As Cisco confirms its exit from providing its “Intercloud” cloud services, new data shows that the networking giant along with HPE face increasing competitive pressure from the recently merged Dell EMC.

In a statement to tech news site CRN, Cisco has confirmed that Cisco Intercloud Services – a rival to those offered by Amazon and Microsoft – will shut down in late March.

“Cisco has internally communicated that we are discontinuing one of our internal cloud platforms and will be transitioning affected workloads onto other platforms,” Cisco said.

Cisco, which like EMC and IBM has a major presence in the Triangle, noted that “the cloud market has shifted considerably in the last two years, and many of our customers are asking Cisco to help them develop cloud strategies that will help drive their digital transformations”.

The move is likely to enable Cisco to focus more attention on hardware and services in the cloud market where Synergy Research Group says Cisco is just behind market leader HPE.

But neither company’s position of leadership is safe with Dell EMC ramping up following their recent merger.
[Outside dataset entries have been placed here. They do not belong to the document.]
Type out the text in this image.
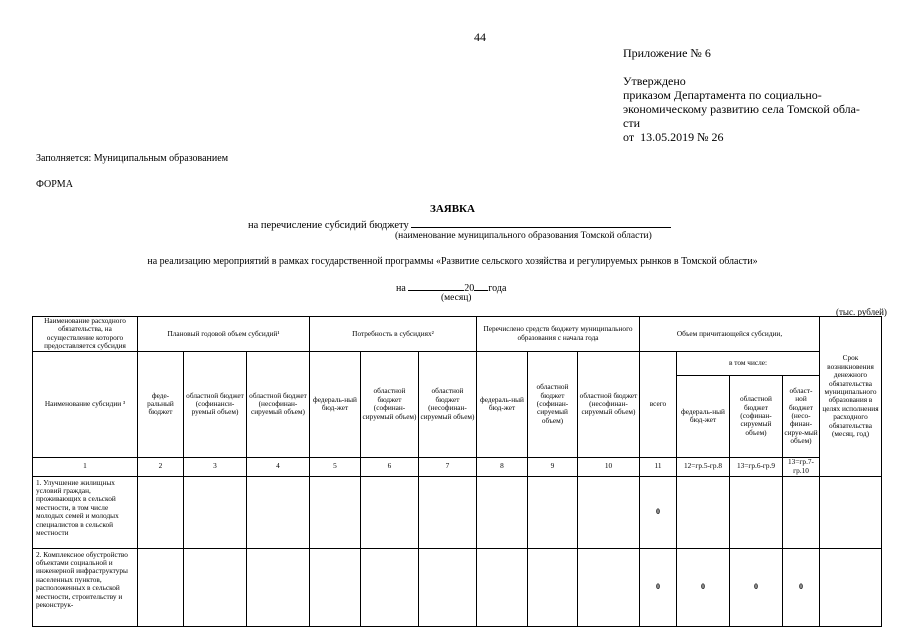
44
Приложение № 6
Утверждено
приказом Департамента по социально-
экономическому развитию села Томской обла-
сти
от  13.05.2019 № 26
Заполняется: Муниципальным образованием
ФОРМА
ЗАЯВКА
на перечисление субсидий бюджету
(наименование муниципального образования Томской области)
на реализацию мероприятий в рамках государственной программы «Развитие сельского хозяйства и регулируемых рынков в Томской области»
на	20 года
(месяц)
(тыс. рублей)
Наименование расходного обязательства, на осуществление которого предоставляется субсидия	Плановый годовой объем субсидий¹			Потребность в субсидиях²			Перечислено средств бюджету муниципального образования с начала года			Объем причитающейся субсидии,				Срок возникновения денежного обязательства муниципального образования в целях исполнения расходного обязательства (месяц, год)
Наименование субсидии ³	феде-ральный бюджет	областной бюджет (софинанси-руемый объем)	областной бюджет (несофинан-сируемый объем)	федераль-ный бюд-жет	областной бюджет (софинан-сируемый объем)	областной бюджет (несофинан-сируемый объем)	федераль-ный бюд-жет	областной бюджет (софинан-сируемый объем)	областной бюджет (несофинан-сируемый объем)	всего	в том числе:			
											федераль-ный бюд-жет	областной бюджет (софинан-сируемый объем)	област-ной бюджет (несо-финан-сируе-мый объем)	
1	2	3	4	5	6	7	8	9	10	11	12=гр.5-гр.8	13=гр.6-гр.9	13=гр.7-гр.10	
1. Улучшение жилищных условий граждан, проживающих в сельской местности, в том числе молодых семей и молодых специалистов в сельской местности										0				
2. Комплексное обустройство объектами социальной и инженерной инфраструктуры населенных пунктов, расположенных в сельской местности, строительству и реконструк-										0	0	0	0	
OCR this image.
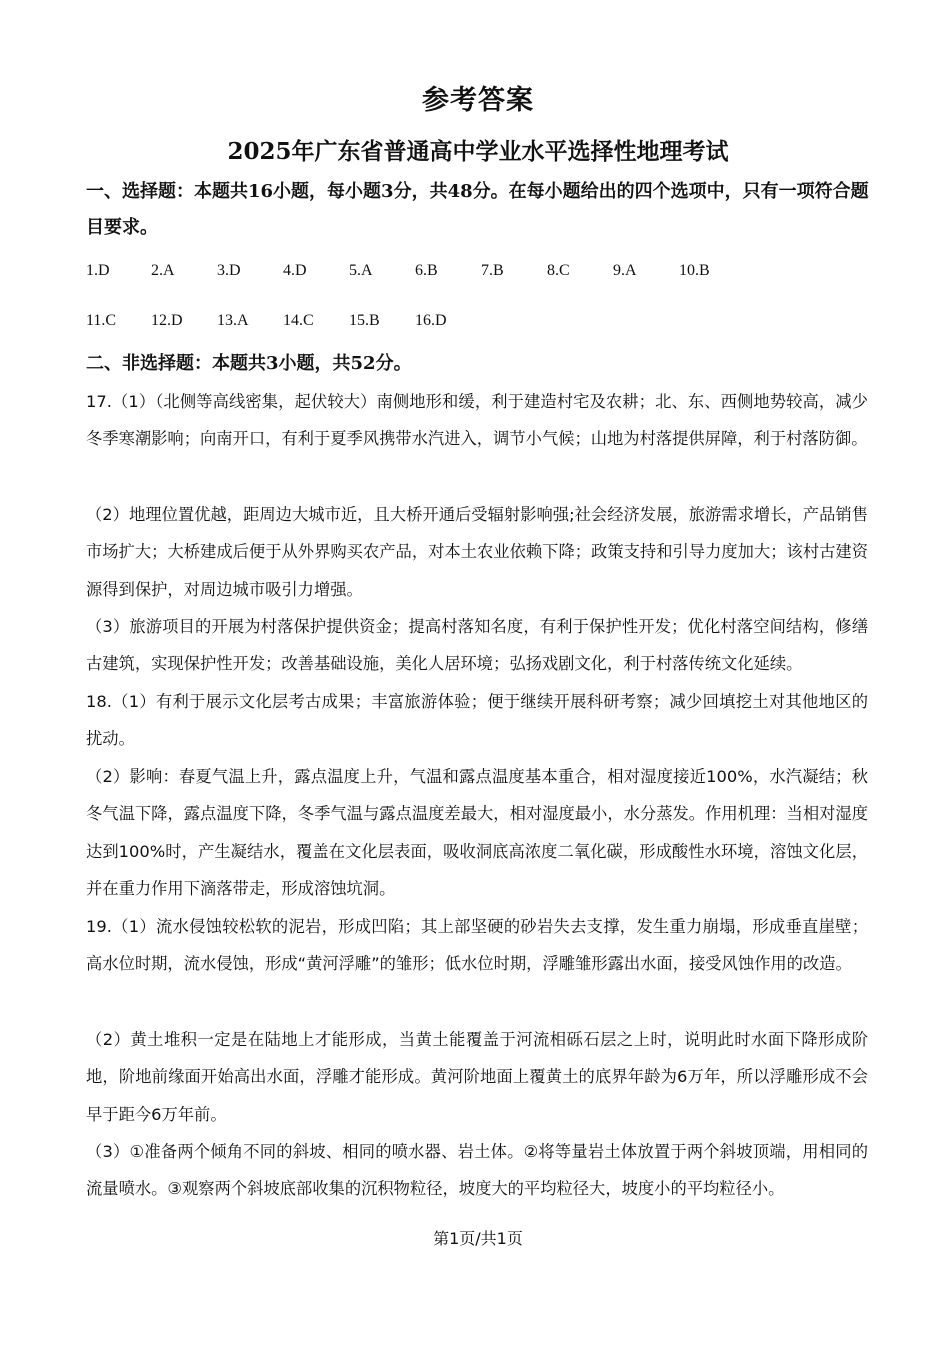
参考答案
2025年广东省普通高中学业水平选择性地理考试
一、选择题：本题共16小题，每小题3分，共48分。在每小题给出的四个选项中，只有一项符合题目要求。
1.D	2.A	3.D	4.D	5.A	6.B	7.B	8.C	9.A	10.B
11.C 12.D 13.A 14.C 15.B 16.D
二、非选择题：本题共3小题，共52分。

17.（1）（北侧等高线密集，起伏较大）南侧地形和缓，利于建造村宅及农耕；北、东、西侧地势较高，减少冬季寒潮影响；向南开口，有利于夏季风携带水汽进入，调节小气候；山地为村落提供屏障，利于村落防御。

（2）地理位置优越，距周边大城市近，且大桥开通后受辐射影响强;社会经济发展，旅游需求增长，产品销售市场扩大；大桥建成后便于从外界购买农产品，对本土农业依赖下降；政策支持和引导力度加大；该村古建资源得到保护，对周边城市吸引力增强。

（3）旅游项目的开展为村落保护提供资金；提高村落知名度，有利于保护性开发；优化村落空间结构，修缮古建筑，实现保护性开发；改善基础设施，美化人居环境；弘扬戏剧文化，利于村落传统文化延续。

18.（1）有利于展示文化层考古成果；丰富旅游体验；便于继续开展科研考察；减少回填挖土对其他地区的扰动。

（2）影响：春夏气温上升，露点温度上升，气温和露点温度基本重合，相对湿度接近100%，水汽凝结；秋冬气温下降，露点温度下降，冬季气温与露点温度差最大，相对湿度最小，水分蒸发。作用机理：当相对湿度达到100%时，产生凝结水，覆盖在文化层表面，吸收洞底高浓度二氧化碳，形成酸性水环境，溶蚀文化层，并在重力作用下滴落带走，形成溶蚀坑洞。

19.（1）流水侵蚀较松软的泥岩，形成凹陷；其上部坚硬的砂岩失去支撑，发生重力崩塌，形成垂直崖壁；高水位时期，流水侵蚀，形成“黄河浮雕”的雏形；低水位时期，浮雕雏形露出水面，接受风蚀作用的改造。

（2）黄土堆积一定是在陆地上才能形成，当黄土能覆盖于河流相砾石层之上时，说明此时水面下降形成阶地，阶地前缘面开始高出水面，浮雕才能形成。黄河阶地面上覆黄土的底界年龄为6万年，所以浮雕形成不会早于距今6万年前。

（3）①准备两个倾角不同的斜坡、相同的喷水器、岩土体。②将等量岩土体放置于两个斜坡顶端，用相同的流量喷水。③观察两个斜坡底部收集的沉积物粒径，坡度大的平均粒径大，坡度小的平均粒径小。

第1页/共1页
“Across the different types of cloud deployment, Cisco continues to hold a commanding lead in public cloud infrastructure while HP has a clear lead in private cloud,” the research firm notes.

“By segment HPE has a clear lead in the cloud server segment and is a main challenger in storage, while Cisco is dominant in the networking segment and also has a growing server product line. Dell EMC is the second-ranked server vendor and has a clear lead on storage. Microsoft features heavily in the ranking due to its position in server OS and virtualization applications, while IBM maintains a strong position across a range of cloud technology markets.”

The cloud infrastructure market is forecast to grow at a double-digit rate in 2017, hitting $70 billion. Almost all the market is made up of hardware, software, networking and virtualization with some 6 percent going to cloud security and management.

There is a clear shift in the market to public cloud from private cloud, Synergy notes. The good news for the hardware sellers is that providers such as Microsoft and Amazon are having to buy a lot of gear to meet the demand.

“Growth in private cloud infrastructure is slowing down as enterprises shift more attention and workloads to the public cloud, but that means that there is a continued boom in shipments of infrastructure gear to public cloud providers,” said John Dinsdale, a chief analyst at Synergy.

“For traditional IT infrastructure vendors there is one fly in the ointment though – hyperscale cloud providers account for an ever-increasing share of data center gear and many of them are on a continued drive to deploy own-designed servers, storage and networking equipment, manufactured for them by ODMs. ODMs in aggregate now control a large and growing share of public cloud infrastructure shipments.”